Are you only getting coins in your Hearthstone Mercenaries packs? This is why.
Early on with Hearthstone Mercenaries, it was believed that every pack would contain at least one rare card or better. Looking at the listed drop rates on the Mercenaries page, it says, “Each Mercenaries Pack contains at least one Rare or better Mercenary Card, subject to the duplicate mechanics below.” This goes on to state that if you own all the cards of the determined rarity, a portrait will be given instead of a base card, and if all the portraits of the chosen card are owned, coins will be given instead.
And after collecting mercs and portraits for a while, you could start getting all-coin packs — a frustrating experience. Let’s dig in to exactly how Mercenaries packs work, and why you may open packs that are nothing but coins.
How Mercenary pack card draw works
When a Mercenaries’ pack is opened, there are five slots. One of those is a card. The other four are randomized, but most likely they are going to be coins. The card slot is determined to have a certain rarity — an average of 1 in 20 will be a Legendary, an average of 1 in 5 will be an Epic, and otherwise it’ll be Rare. After rarity is determined, then a Mercenary at that rarity level is chosen. The game looks at the player’s collection, decides if that base Mercenary is already in the collection. If so, chooses another Mercenary. However, if all of the Mercenaries of that rarity are owned, then it’ll choose one of them and give you a portrait. There are three golden portraits per Mercenary, and an extra diamond portrait for Legendary Mercenaries.
However, if the Mercenary chosen already has all three of their portraits unlocked, then a duplicate portrait is created and automatically converted into coins. That means you can open a pack and it’ll look like you don’t get a Mercenary or portrait. It also means you can receive a pack of just coins even when you haven’t received all of the portraits for a given rarity.
For example, let’s say you have all of the Rare Mercenaries unlocked, but not all of the Epic Mercenaries, and barely any of the Legendaries. You open a pack, the card rarity is determined to be Rare, and the roulette lands on Scabbs Cutterbutter. You have all three portraits for Scabs, but not for other Rares, like Xyrella. You get five sets of coins. Money well spent?
The coin problem gets worse as you max out your Mercs
The problem with this is, no matter how many Mercenaries you have, no matter how many golden portraits you’ve unlocked, the probability of what’s contained in your packs never changes. You could unlock every single Rare and Epic Mercenary, and even have every one of their portraits, and this will in no way change the probability of how often you’ll receive a Legendary from a pack. At that point you’d only average a new card or new portrait once every twenty packs, and packs aren’t all that cheap.

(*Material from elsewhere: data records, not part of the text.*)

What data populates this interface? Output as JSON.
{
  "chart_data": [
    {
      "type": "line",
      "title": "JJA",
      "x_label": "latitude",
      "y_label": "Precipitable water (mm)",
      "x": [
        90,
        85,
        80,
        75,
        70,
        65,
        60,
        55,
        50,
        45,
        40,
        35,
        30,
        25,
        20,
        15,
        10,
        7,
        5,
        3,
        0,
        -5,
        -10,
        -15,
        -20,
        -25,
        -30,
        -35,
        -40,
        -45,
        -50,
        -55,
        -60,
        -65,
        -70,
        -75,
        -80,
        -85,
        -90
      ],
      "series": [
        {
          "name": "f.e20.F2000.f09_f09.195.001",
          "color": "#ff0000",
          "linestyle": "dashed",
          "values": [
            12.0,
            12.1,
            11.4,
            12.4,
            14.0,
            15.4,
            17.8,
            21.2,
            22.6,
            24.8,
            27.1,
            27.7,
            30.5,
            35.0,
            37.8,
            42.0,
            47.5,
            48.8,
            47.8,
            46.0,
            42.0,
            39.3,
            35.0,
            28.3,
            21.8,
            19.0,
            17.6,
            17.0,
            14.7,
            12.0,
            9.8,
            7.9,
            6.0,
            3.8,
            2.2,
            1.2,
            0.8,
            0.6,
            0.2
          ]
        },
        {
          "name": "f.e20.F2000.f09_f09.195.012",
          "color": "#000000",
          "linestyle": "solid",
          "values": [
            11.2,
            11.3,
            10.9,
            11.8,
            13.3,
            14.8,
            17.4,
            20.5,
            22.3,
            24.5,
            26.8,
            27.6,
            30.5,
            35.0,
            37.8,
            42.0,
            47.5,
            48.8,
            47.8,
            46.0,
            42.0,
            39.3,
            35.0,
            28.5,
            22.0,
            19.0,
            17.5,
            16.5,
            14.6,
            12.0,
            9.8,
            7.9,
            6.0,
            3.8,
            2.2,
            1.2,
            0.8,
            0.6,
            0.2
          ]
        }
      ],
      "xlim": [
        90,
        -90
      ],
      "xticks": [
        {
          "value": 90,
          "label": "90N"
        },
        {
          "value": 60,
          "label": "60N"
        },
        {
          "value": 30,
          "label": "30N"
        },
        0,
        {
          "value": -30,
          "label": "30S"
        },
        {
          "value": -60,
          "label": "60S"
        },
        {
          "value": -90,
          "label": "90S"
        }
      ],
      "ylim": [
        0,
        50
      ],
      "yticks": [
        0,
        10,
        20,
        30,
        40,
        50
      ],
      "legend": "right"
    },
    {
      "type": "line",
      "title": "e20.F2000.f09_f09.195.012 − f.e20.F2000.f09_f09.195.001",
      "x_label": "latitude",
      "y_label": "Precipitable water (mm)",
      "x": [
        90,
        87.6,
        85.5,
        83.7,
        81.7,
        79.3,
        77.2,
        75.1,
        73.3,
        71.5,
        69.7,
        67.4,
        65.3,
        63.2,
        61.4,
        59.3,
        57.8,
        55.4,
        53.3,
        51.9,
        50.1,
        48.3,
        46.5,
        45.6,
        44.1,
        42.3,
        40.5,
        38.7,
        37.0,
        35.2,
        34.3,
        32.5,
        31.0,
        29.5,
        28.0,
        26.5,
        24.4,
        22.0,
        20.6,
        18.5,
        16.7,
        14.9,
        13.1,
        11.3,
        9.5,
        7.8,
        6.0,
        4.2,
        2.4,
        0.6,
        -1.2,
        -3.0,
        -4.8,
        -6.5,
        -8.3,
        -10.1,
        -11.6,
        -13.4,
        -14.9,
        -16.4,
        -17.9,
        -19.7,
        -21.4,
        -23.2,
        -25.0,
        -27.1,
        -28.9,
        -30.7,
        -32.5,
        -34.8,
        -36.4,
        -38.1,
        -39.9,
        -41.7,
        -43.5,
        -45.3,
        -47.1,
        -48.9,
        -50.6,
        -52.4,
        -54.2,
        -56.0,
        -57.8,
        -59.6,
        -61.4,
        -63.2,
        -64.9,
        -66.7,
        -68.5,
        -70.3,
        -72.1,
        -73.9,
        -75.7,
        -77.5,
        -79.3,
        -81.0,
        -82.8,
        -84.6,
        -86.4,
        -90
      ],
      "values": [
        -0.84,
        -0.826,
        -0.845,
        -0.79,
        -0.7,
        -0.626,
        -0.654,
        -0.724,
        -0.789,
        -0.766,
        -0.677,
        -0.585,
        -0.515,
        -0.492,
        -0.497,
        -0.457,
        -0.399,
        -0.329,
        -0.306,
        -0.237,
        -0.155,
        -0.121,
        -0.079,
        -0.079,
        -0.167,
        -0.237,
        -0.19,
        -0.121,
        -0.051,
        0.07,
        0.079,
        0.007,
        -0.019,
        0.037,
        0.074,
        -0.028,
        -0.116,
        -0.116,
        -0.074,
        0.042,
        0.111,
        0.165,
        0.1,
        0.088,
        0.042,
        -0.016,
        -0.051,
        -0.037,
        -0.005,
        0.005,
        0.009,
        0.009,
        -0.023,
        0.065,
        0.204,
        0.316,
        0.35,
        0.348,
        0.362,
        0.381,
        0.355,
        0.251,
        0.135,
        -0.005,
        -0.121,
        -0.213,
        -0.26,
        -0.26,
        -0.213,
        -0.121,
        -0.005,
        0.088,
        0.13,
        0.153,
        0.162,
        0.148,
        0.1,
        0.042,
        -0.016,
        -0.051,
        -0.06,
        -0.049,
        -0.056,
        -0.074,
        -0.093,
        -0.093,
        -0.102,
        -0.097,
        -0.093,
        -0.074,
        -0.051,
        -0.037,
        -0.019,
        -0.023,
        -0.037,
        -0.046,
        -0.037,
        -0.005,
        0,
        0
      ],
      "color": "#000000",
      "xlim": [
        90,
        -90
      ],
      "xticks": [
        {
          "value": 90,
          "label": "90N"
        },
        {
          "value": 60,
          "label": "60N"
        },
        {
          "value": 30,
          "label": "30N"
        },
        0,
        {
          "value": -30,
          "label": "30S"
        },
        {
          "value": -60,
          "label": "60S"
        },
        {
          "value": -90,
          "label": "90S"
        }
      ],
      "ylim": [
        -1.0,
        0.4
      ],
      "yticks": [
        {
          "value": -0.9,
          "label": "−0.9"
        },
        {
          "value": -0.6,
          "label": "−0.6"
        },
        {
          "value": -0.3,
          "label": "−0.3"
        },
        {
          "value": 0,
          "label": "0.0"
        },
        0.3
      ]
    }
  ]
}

There’s another issue with continuing to buy packs as well. When they don’t provide a card — and the more you buy the fewer they give — they at least providing coins. Coins upgrade abilities and equipment. It is possible to max out a Mercenary when all three of their abilities reach Rank 5, and all three of their equipment reach Level 4. That costs a total of 2,700 coins. However, after that point, nothing stops additional coins for that Mercenary from being collected, but they have absolutely no further use. They can’t be converted into coins for another Mercenary. They take up slots in a pack that could have been coins for a Mercenary you wanted to upgrade — or worse, coins for a Legendary you could eventually craft.
The bottom line is, the more packs you buy, the less value they have. Early on, you’ll always get a shiny new Mercenary, sometimes two. A bit after that, you’ll pretty much always earn a portrait if not a new Mercenary. More and more often you’ll start to see packs that are coins only, and they become more of a gamble — hoping for a jackpot of a Legendary card, but most likely just more crummy coins. And the more you try for the jackpot, the more you could wind up with spending money — or gold — on coins that become less useful the more you spend.